When Vedara was strong enough, she arose and came out of the hut. At the far side of the village, she saw the funeral pyre upon which her mother’s body rested. As she walked toward it, the villagers bowed to her in reverence as she passed. To each, she offered a gesture of blessing, as was their custom.
Standing before the final resting place of her mother, the clan’s Firstmother before her, she was joined by her father and brother.
“She gave herself to it, after she said you were free of the village,” her father slowly, haltingly said, the loss of his wife tempered only by the knowledge that she had passed in the way she wished and embraced. “Once beyond that, she knew nothing could stop you.”
The smaller Wythrigin clans of the far north often live solitary lives for much of the year; each one with its own Firstmother who councils and tends to them, sharing leadership with a Chieftain in most cases. Firstmothers in the smaller, more peaceable communities, are typically followers of Tanen, the Goddess of Nature that is wild and untamed, although many seek the intervention and guidance of Sheildaga, one of the “Embraced” who dwells within the grace of Tanen. Now raised into a sort of immortality by her patron, she was once a Firstmother in her own right, although without a clan of her own.

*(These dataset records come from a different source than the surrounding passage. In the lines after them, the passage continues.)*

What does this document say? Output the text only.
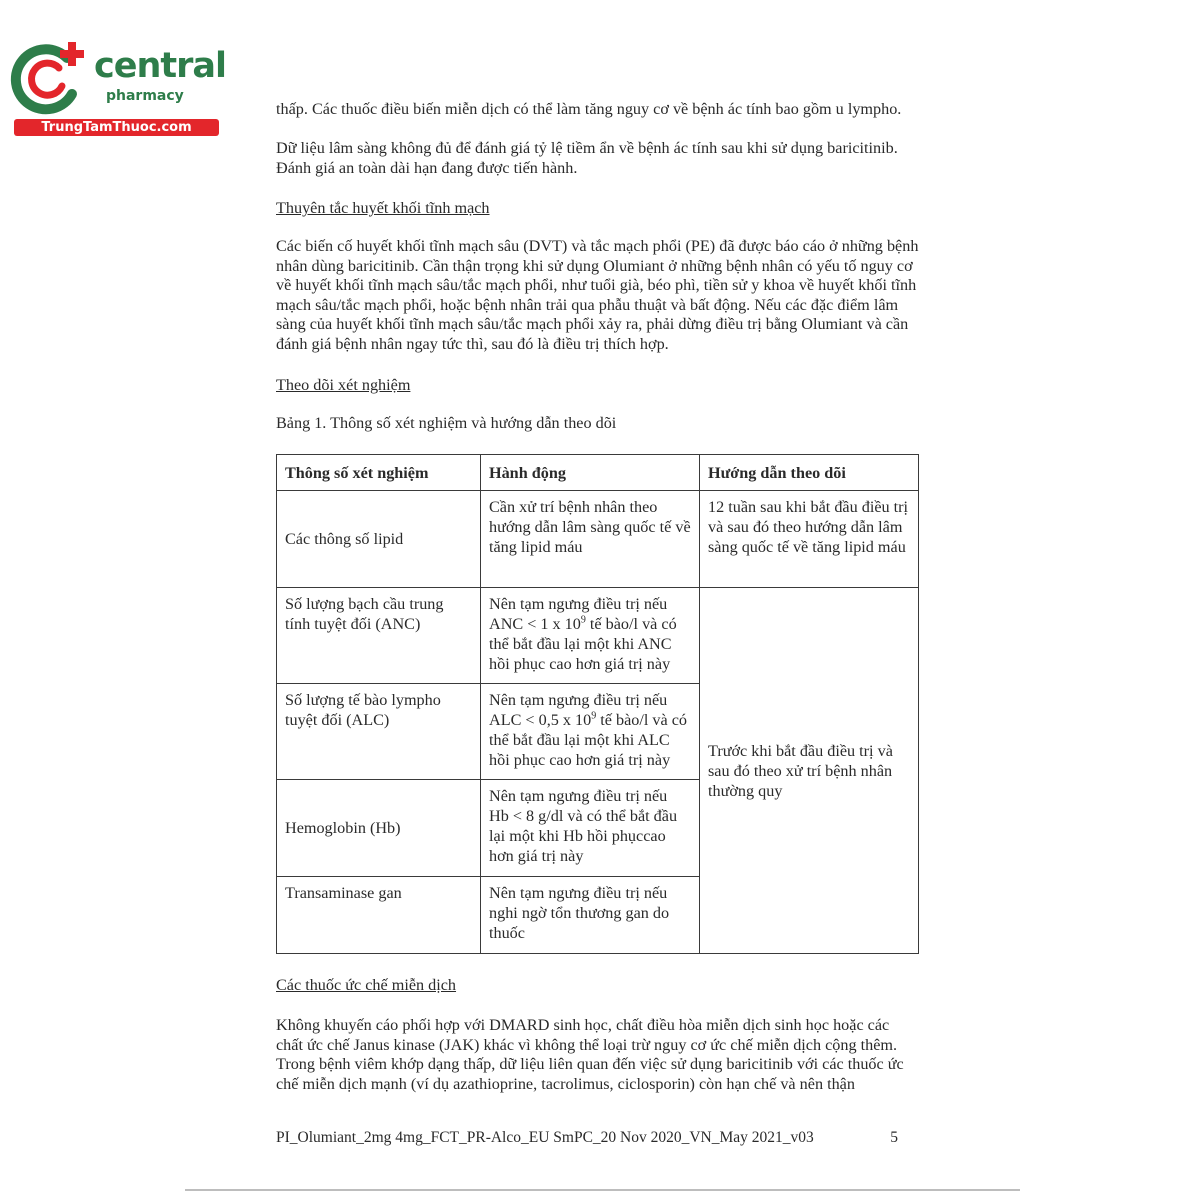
central
pharmacy
TrungTamThuoc.com

thấp. Các thuốc điều biến miễn dịch có thể làm tăng nguy cơ về bệnh ác tính bao gồm u lympho.

Dữ liệu lâm sàng không đủ để đánh giá tỷ lệ tiềm ẩn về bệnh ác tính sau khi sử dụng baricitinib. Đánh giá an toàn dài hạn đang được tiến hành.

Thuyên tắc huyết khối tĩnh mạch

Các biến cố huyết khối tĩnh mạch sâu (DVT) và tắc mạch phổi (PE) đã được báo cáo ở những bệnh nhân dùng baricitinib. Cần thận trọng khi sử dụng Olumiant ở những bệnh nhân có yếu tố nguy cơ về huyết khối tĩnh mạch sâu/tắc mạch phổi, như tuổi già, béo phì, tiền sử y khoa về huyết khối tĩnh mạch sâu/tắc mạch phổi, hoặc bệnh nhân trải qua phẫu thuật và bất động. Nếu các đặc điểm lâm sàng của huyết khối tĩnh mạch sâu/tắc mạch phổi xảy ra, phải dừng điều trị bằng Olumiant và cần đánh giá bệnh nhân ngay tức thì, sau đó là điều trị thích hợp.

Theo dõi xét nghiệm

Bảng 1. Thông số xét nghiệm và hướng dẫn theo dõi

Thông số xét nghiệm	Hành động	Hướng dẫn theo dõi
Các thông số lipid	Cần xử trí bệnh nhân theo hướng dẫn lâm sàng quốc tế về tăng lipid máu	12 tuần sau khi bắt đầu điều trị và sau đó theo hướng dẫn lâm sàng quốc tế về tăng lipid máu
Số lượng bạch cầu trung tính tuyệt đối (ANC)	Nên tạm ngưng điều trị nếu ANC < 1 x $10^9$ tế bào/l và có thể bắt đầu lại một khi ANC hồi phục cao hơn giá trị này	Trước khi bắt đầu điều trị và sau đó theo xử trí bệnh nhân thường quy
Số lượng tế bào lympho tuyệt đối (ALC)	Nên tạm ngưng điều trị nếu ALC < 0,5 x $10^9$ tế bào/l và có thể bắt đầu lại một khi ALC hồi phục cao hơn giá trị này	
Hemoglobin (Hb)	Nên tạm ngưng điều trị nếu Hb < 8 g/dl và có thể bắt đầu lại một khi Hb hồi phụccao hơn giá trị này	
Transaminase gan	Nên tạm ngưng điều trị nếu nghi ngờ tổn thương gan do thuốc	

Các thuốc ức chế miễn dịch

Không khuyến cáo phối hợp với DMARD sinh học, chất điều hòa miễn dịch sinh học hoặc các chất ức chế Janus kinase (JAK) khác vì không thể loại trừ nguy cơ ức chế miễn dịch cộng thêm. Trong bệnh viêm khớp dạng thấp, dữ liệu liên quan đến việc sử dụng baricitinib với các thuốc ức chế miễn dịch mạnh (ví dụ azathioprine, tacrolimus, ciclosporin) còn hạn chế và nên thận

PI_Olumiant_2mg 4mg_FCT_PR-Alco_EU SmPC_20 Nov 2020_VN_May 2021_v03	5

Living in the forbidding cold northlands, legend says she befriended and cared for an orphaned pair of polar bear cubs, who remained at her side and faithfully traveled with her as she moved from clan to clan. In one particularly harsh winter, she came upon Clan Nagatan in a small valley as starvation was closing in on them, their Firstmother lost to them in a landslide. Drawing upon her connection with Tanen, she brought about a thaw within that secluded place, with berries and other foods maturing before the eyes of the stranded clan.